There’s also a lack of emergency shelters and transitional housing for victims, whose ability to escape the abuse often hinges on having another place to live, Batra said.

According to the 2012 National Census of Domestic Violence Services, a survey taken by all domestic violence agencies statewide on Sept. 12, the agencies served 5,258 victims in California that day. On that same day, the groups were unable to meet 1,170 requests from victims for help. About 68 percent of those requests were for housing — both emergency and transitional.

Domestic violence often escalates during stressful life events, such as pregnancies, particularly if they’re unplanned or occur in tangent with economic difficulties, according to the California Partnership to End Domestic Violence.

Women who have been pregnant within the last five years experience 12 percent higher rates of intimate partner violence, according to the 2005 California Women’s Health Survey cited by the nonprofit.

Of those experiencing physical intimate partner violence, 75 percent of the victims in the survey had children under the age of 18 at home.

Domestic violence and abuse — whether emotional or physical — can take a toll on both a pregnant woman and her developing fetus, McCaw said.

“We’re just beginning to understand in the last 10 to 15 years how important the maternal experience is for how babies do,” she said. “The fear and stress related to intimate partner violence, even if there aren’t direct injuries, certainly has an impact on the developing baby and those risk can stay with the baby over time.”

Pregnant women living with abuse face higher chances of pre-term delivery, as well as pregnancy complications, such as high blood pressure. They also have higher incidences of depression, post-traumatic stress disorder and anxiety disorders, McCaw said.

A pregnancy can make it more difficult for a woman to leave an abusive relationship, particularly if she’s reliant on her partner for health insurance, money or housing, said Krista Kotz, program director for Kaiser’s Northern California Family Violence Prevention Program.

“In general, things that would make a woman more financially vulnerable make it more difficult for her to leave,” she said.

Ventura mother Dena Lopez* experienced severe abuse when pregnant with all three of her children, giving birth twice with black eyes, bruises and broken ribs, she said. Finally, after giving birth to a stillborn baby who she “felt sure was brain damaged because of the beatings,” she left her husband.

That was more than 30 years ago, and she’s now a grandmother and teacher at an adult education program in Ventura County.
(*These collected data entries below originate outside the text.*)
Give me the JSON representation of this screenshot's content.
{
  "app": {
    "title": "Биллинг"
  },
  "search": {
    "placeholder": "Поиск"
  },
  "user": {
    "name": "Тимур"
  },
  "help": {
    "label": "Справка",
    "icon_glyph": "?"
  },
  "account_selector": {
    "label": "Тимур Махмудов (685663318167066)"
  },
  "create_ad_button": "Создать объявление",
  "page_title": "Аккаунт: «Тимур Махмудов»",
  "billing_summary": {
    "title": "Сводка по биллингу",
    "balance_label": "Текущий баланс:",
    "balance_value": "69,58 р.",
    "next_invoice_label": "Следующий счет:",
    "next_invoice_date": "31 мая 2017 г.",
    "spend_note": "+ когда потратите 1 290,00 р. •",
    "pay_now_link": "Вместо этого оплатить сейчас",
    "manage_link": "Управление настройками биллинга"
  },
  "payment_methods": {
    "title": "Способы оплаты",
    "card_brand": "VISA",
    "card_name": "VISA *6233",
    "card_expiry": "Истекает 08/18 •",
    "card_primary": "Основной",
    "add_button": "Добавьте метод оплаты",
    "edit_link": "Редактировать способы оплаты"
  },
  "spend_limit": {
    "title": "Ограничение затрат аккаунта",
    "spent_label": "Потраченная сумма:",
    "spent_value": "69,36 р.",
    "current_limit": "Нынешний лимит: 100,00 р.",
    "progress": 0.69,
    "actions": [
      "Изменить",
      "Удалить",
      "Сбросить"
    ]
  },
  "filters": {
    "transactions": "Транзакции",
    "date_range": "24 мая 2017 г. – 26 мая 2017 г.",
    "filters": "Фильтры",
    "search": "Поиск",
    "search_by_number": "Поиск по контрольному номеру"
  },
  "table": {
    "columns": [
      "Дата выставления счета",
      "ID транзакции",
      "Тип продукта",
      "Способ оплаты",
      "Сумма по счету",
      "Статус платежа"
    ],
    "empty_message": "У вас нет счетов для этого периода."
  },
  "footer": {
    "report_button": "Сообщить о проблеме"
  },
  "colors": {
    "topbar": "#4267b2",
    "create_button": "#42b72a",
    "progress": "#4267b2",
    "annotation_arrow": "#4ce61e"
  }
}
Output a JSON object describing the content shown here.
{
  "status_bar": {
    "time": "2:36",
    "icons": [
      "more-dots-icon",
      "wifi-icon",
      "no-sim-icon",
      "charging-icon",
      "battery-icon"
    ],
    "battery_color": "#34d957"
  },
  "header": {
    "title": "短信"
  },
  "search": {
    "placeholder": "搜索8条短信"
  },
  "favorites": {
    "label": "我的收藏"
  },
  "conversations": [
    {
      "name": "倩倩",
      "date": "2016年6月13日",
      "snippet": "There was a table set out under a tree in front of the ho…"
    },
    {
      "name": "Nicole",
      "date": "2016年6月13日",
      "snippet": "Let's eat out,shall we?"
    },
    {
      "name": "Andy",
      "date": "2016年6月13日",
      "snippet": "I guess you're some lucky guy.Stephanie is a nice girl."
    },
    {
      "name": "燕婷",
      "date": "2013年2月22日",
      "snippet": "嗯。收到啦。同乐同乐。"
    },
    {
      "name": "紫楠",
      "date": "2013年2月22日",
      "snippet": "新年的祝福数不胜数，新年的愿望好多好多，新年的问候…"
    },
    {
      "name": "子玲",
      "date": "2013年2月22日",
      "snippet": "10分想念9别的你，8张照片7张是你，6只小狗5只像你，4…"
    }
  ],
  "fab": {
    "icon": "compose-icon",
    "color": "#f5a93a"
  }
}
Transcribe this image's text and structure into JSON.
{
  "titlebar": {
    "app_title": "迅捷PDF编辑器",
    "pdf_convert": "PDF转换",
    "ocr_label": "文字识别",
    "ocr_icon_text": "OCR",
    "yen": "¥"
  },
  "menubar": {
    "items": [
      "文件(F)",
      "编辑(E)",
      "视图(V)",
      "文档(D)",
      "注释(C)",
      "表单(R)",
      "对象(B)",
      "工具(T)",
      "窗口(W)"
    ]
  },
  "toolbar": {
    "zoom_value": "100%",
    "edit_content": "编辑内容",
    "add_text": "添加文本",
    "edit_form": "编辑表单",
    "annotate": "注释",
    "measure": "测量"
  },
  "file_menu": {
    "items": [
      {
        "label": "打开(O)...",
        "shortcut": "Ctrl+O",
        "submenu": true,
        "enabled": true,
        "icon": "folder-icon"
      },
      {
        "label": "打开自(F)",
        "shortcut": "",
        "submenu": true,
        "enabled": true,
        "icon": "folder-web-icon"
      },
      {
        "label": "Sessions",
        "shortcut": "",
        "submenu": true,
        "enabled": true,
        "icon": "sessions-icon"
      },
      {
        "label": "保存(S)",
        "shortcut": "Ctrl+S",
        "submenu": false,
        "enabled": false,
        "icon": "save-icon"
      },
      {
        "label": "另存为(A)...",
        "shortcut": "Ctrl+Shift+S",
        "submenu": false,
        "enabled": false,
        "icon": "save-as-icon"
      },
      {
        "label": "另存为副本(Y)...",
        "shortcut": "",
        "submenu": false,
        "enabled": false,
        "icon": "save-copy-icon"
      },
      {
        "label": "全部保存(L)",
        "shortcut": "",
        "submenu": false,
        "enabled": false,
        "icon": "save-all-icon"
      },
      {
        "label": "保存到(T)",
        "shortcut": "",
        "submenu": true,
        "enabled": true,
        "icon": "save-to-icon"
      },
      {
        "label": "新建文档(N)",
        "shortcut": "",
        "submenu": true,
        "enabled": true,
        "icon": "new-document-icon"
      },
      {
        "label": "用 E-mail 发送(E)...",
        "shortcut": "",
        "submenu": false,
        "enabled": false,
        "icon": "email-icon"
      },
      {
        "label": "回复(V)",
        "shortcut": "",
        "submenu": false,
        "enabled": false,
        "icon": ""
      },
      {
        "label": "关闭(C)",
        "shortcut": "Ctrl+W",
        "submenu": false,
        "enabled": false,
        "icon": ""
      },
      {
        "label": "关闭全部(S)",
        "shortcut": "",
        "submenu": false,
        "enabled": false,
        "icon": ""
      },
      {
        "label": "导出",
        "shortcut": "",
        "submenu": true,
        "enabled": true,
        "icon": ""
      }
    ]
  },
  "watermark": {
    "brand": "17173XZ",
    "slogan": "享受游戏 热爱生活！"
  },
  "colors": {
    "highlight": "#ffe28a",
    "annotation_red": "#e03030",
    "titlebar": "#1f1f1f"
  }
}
Lopez also volunteered at a local shelter for domestic violence victims.

“I talk to the women who are in the same state of mind that I was in, and I try to tell them, ‘You don’t try to stay together for the kids. In the end, the decision to leave, it’s a life or death choice,’” she said. “The biggest thing is just knowing you’ve got some outside support and that’s the one big reason that you stay or return.”

Newman, who was also beaten multiple times while pregnant, left her son’s father a few days after he was born, with $3 in her bank account. She wasn’t sure how they’d survive, but she found work as a waitress, got an apartment in Ojai and obtained full custody of her son.

Landon is now two and doesn’t remember his father.

“I didn’t want Landon to grow up thinking that it’s OK to treat women that way,” Newman said. “He’s such a sweet and loving boy. What happened before almost seems like a dream.”

* Names have been changed to protect the safety of victims of abuse.